Case Name: CHARLESTON MAIL ASSOCIATION, Claimant, v. STATE HEALTH DEPARTMENT, Respondent
Court: West Virginia Court of Claims
Jurisdiction: West Virginia
Decision Date: 1946-05-03
Citations: 3 Ct. Cl. 174
Docket Number: No. 527
Parties: CHARLESTON MAIL ASSOCIATION, Claimant, v. STATE HEALTH DEPARTMENT, Respondent.
Judges: 
Reporter: Report of the West Virginia Court of Claims
Volume: 3
Pages: 174–175

Head Matter:
(No. 527
CHARLESTON MAIL ASSOCIATION, Claimant, v. STATE HEALTH DEPARTMENT, Respondent.
Opinion filed May 3, 1946
Appearances:
Spillman, Thomas S’ Battle (W. V. Ross) for claimant;
W. Bryan Spillers, Assistant Attorney General, for the state.

Opinion:
MERRIMAN S. SMITH, Judge.
In January, 1945, Dr. A. L. Chapman, acting deputy commissioner of the state health department, at his office in Charleston, Kanawha county, West Virginia, ordered to be published, on January 24, 1945, a seven-point legislative program in the Charleston Daily Mail consisting of 88 column inches at the regular rate of $1.40 per column inch.

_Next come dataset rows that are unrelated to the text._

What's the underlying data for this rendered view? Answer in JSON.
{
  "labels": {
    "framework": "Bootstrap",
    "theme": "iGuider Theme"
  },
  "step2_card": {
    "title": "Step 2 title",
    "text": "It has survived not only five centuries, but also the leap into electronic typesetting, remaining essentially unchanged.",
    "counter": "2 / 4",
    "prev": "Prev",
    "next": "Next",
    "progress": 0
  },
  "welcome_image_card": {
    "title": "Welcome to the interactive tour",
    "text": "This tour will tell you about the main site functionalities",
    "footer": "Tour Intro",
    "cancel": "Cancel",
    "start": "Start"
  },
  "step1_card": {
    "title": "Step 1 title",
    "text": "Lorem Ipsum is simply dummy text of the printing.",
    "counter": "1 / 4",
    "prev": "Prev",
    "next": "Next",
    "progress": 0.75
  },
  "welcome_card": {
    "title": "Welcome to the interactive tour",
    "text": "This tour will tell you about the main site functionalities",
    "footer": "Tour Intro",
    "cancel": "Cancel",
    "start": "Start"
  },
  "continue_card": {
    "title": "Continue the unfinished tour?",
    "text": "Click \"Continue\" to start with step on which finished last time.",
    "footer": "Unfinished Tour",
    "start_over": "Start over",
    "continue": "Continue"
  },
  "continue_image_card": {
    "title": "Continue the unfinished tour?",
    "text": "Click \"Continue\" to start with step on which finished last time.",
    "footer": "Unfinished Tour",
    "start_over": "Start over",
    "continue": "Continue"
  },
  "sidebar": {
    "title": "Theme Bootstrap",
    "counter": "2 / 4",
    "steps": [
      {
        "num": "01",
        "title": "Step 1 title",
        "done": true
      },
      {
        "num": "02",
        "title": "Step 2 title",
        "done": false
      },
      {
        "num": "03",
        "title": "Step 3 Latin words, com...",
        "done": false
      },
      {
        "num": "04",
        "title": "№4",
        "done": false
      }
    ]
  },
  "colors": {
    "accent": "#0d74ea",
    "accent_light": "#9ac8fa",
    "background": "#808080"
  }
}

This edition had a circulation of 58,000 in Charleston and throughout the state.
The bill, for $123.20, was rendered to the state health department, and was sent down to the auditor for payment in the usual form and due course, but payment was rejected on the grounds that it was making of policy by the state health department whereas the Legislature should make the policy and the department should execute that policy; and the auditor would like to know the reaction of the Legislature toward the payment of such an advertisement as this before giving it his approval.
The evidence showed that the Legislature adopted about half of the points set out in the advertisement among them being an increase in the salary of the health commissioner.
In my opinion the people should have knowledge pro and con on legislation proposed for the common good, since an enlightened electorate is more conducive to better laws under our form of government, and especially where increase in salaries for key positions are proposed it is better for the public to have advanced information disseminated through the press than for a handful of men in a smoke-filled room to lobby the enactment of such laws through the Legislature to the advantage or disadvantage, as the case may be, of an uninformed constituency.
In this instance the claimant acted in good faith, the acting health commissioner's program was endorsed by about seventy-five varied organizations, civic clubs and individuals throughout the state, and part of the program was enacted into' law by the Legislature for the benefit of West Virginia citizens; consequently it was a just debt and should be paid.
And it appearing that the appropriation for the department for the biennium of 1943-1945, during which this claim arose, has lapsed, an award in the sum of one hundred twenty-three dollars and twenty cents ($123.20) is made.